1882 set of eight idylls composed by Friedrich Nietzsche

Idylls from Messina (Idyllen aus Messina) is a set of eight idylls composed by Friedrich Nietzsche. These poems were written in Sicily during the spring of 1882, where Nietzsche remained for three weeks after arriving from Genoa.
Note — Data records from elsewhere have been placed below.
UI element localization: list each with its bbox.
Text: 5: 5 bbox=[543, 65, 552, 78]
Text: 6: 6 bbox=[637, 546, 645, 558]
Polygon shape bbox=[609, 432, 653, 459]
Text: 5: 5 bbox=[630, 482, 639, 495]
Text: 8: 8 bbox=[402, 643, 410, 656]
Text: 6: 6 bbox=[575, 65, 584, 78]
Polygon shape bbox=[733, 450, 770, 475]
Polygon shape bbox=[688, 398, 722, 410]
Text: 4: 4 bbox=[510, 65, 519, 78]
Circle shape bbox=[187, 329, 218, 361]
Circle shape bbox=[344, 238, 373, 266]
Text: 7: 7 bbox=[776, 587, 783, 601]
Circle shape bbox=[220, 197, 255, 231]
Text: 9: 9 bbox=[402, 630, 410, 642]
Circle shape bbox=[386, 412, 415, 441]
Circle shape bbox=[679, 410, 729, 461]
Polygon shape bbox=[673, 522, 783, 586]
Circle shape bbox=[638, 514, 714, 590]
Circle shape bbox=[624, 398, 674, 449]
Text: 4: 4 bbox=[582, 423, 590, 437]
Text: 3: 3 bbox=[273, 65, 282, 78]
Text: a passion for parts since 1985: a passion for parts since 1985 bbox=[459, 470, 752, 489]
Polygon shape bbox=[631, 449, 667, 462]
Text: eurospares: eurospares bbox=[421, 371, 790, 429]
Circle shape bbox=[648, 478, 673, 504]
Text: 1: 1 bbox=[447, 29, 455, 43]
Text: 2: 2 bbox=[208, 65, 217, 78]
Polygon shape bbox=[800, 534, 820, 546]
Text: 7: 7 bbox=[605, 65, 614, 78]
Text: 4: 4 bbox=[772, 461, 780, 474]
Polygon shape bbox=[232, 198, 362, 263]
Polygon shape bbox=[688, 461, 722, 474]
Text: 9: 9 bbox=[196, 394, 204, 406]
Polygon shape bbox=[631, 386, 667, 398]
In May 1882, those eight idylls were published in Internationale Monatschrift by Ernst Schmeitzner, Nietzsche's publisher at the time, with whom he would later sever all ties and whom he will eventually sue. They stem from the same voluminous amount of poetic attempts he took upon himself from February to April 1882, from which Nietzsche later composed his Vorspiel in deutschen Reimen to Die fröhliche Wissenschaft in 1882. From these eight poems, Nietzsche used six, in marginally modified form, for the Lieder des Prinzen Vogelfrei, the appendix for the second edition of Die fröhliche Wissenschaft in 1887.